3D TV without glasses on display at IFA in Germany

3D TV

MUMBAI: Visitors at this year's ongoing consumer electronics event IFA in Berlin which concludes on 7 September 2005 will for the first time ever be able to experience live
content streamed in a glasses-free, three-dimensional television format.

 
Television technology firm Newsight GmbH which was formally Opticality/X3D Technologies has together with companies Grundig and 3D Image Processing (3D IP) succeeded in capturing live video and streaming it through an autostereoscopic 3D display system in real time.

In the past 3D content had been limited to post-production material. Newsight chairman and CEO Jay Bingle says, "This breakthrough will revolutionise home entertainment. We are leading the way to a new era in television - comparable to the passage from black-and-white to colour TV." Historically the IFA has always been the preferred platform to introduce
 

milestones in the development of television to a broad public: in 1967 the first colour TV, in 1983 the first stereo colour TV. And now in 2005 the
transition to live 3D TV without glasses.

 
To date, 3D content has had to go through a post-production process where it was specifically rendered for viewing without glasses. With this new breakthrough subject matter can now be captured and transmitted in glasses-free 3D in real time. This eventually introduces an entirely new way to experience everything from sporting events to reality TV. Projected timing for the in-home experience is seen within the next few years given infrastructure and other requirements. As a first milestone, the plan is to broadcast a live sporting event in 3D during next year's football World Cup.

The innovation is based on the ability to capture 3D with a single stereo-camera 1920x1080 (HDTV) in combination with a real-time

processing operation.

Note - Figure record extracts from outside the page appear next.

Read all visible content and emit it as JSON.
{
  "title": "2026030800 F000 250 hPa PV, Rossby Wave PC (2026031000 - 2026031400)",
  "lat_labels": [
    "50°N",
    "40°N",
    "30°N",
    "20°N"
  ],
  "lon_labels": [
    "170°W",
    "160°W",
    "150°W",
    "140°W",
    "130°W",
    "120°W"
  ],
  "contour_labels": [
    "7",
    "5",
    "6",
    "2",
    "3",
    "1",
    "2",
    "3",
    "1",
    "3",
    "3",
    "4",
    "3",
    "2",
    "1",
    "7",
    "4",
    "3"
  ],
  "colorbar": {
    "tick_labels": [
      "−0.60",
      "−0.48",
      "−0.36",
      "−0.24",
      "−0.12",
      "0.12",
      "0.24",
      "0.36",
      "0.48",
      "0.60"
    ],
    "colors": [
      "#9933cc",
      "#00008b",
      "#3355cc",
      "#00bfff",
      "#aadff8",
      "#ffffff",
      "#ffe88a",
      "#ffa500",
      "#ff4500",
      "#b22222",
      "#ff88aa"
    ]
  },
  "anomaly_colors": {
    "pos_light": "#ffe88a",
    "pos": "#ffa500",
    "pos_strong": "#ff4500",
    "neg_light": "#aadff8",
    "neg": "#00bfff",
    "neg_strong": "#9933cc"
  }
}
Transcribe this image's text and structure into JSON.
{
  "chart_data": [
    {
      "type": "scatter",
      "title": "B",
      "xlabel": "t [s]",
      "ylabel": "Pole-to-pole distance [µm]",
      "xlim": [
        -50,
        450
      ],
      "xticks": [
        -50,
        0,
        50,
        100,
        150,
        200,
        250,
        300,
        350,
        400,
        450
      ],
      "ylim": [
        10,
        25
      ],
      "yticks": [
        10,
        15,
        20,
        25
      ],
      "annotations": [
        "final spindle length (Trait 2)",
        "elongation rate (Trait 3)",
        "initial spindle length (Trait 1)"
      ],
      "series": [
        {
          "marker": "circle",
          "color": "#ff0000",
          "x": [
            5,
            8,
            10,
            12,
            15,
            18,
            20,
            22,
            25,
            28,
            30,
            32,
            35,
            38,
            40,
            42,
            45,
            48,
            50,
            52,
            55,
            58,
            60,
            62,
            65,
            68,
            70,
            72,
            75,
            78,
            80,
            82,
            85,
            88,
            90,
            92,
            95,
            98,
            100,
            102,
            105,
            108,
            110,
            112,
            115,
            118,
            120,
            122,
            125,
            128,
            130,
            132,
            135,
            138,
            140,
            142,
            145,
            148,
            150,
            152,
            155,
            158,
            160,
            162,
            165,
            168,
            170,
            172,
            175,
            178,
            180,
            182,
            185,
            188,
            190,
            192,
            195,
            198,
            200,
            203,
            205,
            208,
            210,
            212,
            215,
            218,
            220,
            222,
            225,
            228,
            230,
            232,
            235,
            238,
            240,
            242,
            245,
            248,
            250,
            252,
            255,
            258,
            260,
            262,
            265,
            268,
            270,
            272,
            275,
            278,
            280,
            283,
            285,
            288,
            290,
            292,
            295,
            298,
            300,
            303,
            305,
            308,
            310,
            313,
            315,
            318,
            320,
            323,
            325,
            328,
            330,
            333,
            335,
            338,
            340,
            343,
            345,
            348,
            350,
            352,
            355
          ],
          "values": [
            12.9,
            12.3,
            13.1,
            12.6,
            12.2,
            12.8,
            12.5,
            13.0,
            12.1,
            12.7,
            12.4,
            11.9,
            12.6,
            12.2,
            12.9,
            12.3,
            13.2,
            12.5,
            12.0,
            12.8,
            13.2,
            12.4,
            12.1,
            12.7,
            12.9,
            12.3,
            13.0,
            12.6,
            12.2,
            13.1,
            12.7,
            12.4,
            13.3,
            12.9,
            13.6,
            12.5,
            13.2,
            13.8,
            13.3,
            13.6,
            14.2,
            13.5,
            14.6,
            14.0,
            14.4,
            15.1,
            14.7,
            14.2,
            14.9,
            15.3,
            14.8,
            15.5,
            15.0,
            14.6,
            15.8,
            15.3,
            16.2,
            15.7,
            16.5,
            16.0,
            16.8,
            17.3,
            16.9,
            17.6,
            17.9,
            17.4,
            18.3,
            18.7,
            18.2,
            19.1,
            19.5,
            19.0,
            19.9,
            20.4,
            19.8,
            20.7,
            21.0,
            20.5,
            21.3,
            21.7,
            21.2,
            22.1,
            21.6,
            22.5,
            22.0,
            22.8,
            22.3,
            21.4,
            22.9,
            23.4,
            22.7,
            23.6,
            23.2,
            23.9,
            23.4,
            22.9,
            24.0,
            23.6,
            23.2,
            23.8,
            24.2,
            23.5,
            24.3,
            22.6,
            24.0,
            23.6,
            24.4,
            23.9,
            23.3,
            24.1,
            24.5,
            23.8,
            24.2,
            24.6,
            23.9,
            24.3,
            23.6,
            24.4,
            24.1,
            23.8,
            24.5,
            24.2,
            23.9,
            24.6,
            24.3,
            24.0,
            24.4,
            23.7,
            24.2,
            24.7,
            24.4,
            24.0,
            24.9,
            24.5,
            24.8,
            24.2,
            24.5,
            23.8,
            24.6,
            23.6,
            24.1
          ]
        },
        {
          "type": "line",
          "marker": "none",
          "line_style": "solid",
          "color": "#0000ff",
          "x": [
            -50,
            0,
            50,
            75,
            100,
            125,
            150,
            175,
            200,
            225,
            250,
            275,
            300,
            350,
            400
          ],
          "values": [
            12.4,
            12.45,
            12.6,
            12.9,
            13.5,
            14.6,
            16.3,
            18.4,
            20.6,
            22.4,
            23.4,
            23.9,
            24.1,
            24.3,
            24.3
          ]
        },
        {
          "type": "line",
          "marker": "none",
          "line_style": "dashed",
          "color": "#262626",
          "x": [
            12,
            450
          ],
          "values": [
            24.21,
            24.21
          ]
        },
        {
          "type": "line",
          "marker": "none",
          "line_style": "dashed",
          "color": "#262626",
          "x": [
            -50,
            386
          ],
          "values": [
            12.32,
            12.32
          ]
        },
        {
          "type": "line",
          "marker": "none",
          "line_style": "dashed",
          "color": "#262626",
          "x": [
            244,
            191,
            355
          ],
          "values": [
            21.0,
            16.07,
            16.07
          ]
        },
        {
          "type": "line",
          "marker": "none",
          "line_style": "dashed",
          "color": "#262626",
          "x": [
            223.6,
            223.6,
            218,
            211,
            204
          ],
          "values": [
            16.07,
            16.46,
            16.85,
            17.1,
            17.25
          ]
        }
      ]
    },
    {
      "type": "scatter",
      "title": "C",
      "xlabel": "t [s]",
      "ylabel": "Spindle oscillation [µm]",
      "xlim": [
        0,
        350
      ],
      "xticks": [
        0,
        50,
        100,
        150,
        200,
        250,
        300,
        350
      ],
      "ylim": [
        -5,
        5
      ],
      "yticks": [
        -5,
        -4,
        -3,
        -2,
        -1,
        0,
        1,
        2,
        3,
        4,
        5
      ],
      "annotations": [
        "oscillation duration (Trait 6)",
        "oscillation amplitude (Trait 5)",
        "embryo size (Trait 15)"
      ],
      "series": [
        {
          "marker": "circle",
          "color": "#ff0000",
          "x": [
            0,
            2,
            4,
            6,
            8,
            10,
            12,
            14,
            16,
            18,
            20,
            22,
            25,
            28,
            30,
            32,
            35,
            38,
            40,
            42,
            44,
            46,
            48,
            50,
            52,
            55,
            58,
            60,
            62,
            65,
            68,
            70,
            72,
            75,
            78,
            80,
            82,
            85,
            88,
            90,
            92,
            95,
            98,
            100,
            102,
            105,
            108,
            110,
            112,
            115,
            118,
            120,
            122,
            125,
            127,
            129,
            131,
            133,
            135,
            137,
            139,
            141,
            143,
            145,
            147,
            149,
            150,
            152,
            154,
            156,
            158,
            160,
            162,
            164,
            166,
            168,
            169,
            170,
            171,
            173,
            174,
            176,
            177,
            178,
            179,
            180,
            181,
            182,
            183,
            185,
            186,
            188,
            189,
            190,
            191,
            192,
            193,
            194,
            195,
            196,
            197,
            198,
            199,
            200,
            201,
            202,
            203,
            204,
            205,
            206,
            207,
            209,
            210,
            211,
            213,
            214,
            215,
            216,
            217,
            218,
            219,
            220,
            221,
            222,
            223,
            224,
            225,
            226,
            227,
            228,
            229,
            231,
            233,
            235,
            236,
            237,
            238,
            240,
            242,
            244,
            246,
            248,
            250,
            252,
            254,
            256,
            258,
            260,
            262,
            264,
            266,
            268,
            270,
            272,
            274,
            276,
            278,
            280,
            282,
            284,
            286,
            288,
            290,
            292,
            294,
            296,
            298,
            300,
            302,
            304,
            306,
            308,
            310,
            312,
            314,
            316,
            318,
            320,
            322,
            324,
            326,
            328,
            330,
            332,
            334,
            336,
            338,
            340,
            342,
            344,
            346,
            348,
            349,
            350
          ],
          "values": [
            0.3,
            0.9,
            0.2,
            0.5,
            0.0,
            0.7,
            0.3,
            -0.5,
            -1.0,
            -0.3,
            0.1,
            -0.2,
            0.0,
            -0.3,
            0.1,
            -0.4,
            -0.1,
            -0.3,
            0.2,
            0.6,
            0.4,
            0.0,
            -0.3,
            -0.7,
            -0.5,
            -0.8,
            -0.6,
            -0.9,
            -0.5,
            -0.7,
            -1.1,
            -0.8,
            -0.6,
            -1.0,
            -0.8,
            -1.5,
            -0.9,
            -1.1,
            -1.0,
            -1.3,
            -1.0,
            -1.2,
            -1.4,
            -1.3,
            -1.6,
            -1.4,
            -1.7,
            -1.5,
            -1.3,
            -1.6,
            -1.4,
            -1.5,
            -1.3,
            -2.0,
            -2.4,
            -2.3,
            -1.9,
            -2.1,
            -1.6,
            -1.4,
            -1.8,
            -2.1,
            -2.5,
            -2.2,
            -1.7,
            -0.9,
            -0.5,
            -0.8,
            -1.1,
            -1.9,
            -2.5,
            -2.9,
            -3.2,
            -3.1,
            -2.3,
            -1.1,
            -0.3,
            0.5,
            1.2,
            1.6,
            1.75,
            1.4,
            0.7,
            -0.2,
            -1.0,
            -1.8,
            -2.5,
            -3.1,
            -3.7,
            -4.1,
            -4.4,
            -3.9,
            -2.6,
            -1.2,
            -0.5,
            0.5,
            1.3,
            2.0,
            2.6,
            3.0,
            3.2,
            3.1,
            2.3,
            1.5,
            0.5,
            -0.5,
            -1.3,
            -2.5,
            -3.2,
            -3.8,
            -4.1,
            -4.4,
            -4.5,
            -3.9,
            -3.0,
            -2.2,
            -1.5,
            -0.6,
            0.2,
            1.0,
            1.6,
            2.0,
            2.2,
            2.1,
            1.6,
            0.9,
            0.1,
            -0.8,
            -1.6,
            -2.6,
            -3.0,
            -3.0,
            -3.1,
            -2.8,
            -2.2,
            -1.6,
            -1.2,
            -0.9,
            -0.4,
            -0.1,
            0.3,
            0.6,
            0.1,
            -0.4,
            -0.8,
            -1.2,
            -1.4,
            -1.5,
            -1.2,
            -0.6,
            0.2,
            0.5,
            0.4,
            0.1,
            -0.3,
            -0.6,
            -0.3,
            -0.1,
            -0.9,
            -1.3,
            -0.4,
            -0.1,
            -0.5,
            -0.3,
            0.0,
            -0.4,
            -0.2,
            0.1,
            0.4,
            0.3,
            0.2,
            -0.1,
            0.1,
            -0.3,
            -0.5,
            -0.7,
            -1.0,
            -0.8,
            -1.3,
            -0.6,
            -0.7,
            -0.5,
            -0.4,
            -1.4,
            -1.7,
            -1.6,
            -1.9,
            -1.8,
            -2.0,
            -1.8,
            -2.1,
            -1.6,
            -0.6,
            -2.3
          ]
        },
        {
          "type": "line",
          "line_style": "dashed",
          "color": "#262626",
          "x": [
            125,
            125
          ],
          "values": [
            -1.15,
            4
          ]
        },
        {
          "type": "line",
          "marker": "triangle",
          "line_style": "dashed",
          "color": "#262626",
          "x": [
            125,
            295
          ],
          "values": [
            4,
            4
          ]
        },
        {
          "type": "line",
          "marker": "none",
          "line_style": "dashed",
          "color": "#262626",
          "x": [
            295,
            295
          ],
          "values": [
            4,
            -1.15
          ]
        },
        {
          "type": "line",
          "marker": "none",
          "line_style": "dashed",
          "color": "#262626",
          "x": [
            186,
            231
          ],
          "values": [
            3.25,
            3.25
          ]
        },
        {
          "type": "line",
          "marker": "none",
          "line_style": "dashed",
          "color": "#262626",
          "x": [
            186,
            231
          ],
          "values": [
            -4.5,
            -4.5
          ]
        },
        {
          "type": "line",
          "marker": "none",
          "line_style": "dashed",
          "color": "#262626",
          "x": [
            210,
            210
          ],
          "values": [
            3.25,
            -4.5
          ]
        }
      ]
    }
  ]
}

In the past, such 3D content was typically captured with eight or sometimes two cameras, and then it was processed for delayed off-line playback.

With this new advancement, a scene is captured live in two perspectives using a professional high-resolution stereo camera with special image processing hardware code-named Black Betty, developed by partner company 3D-IP. These two data streams are then routed through a converter chip, which synthesises multiple viewpoints from a 3D scene in real time. A total of eight stereo views are generated, combined and then played back on a modified Grundig Tharus 3D TV screen.

The Tharus, a standard flat panel TV, is converted into a 3D display by
integrating a filter, specially developed by Newsight, into the TV set. Eight pictures are shown simultaneously and projected in different directions, so that the eye of the observer perceives each of the different perspectives.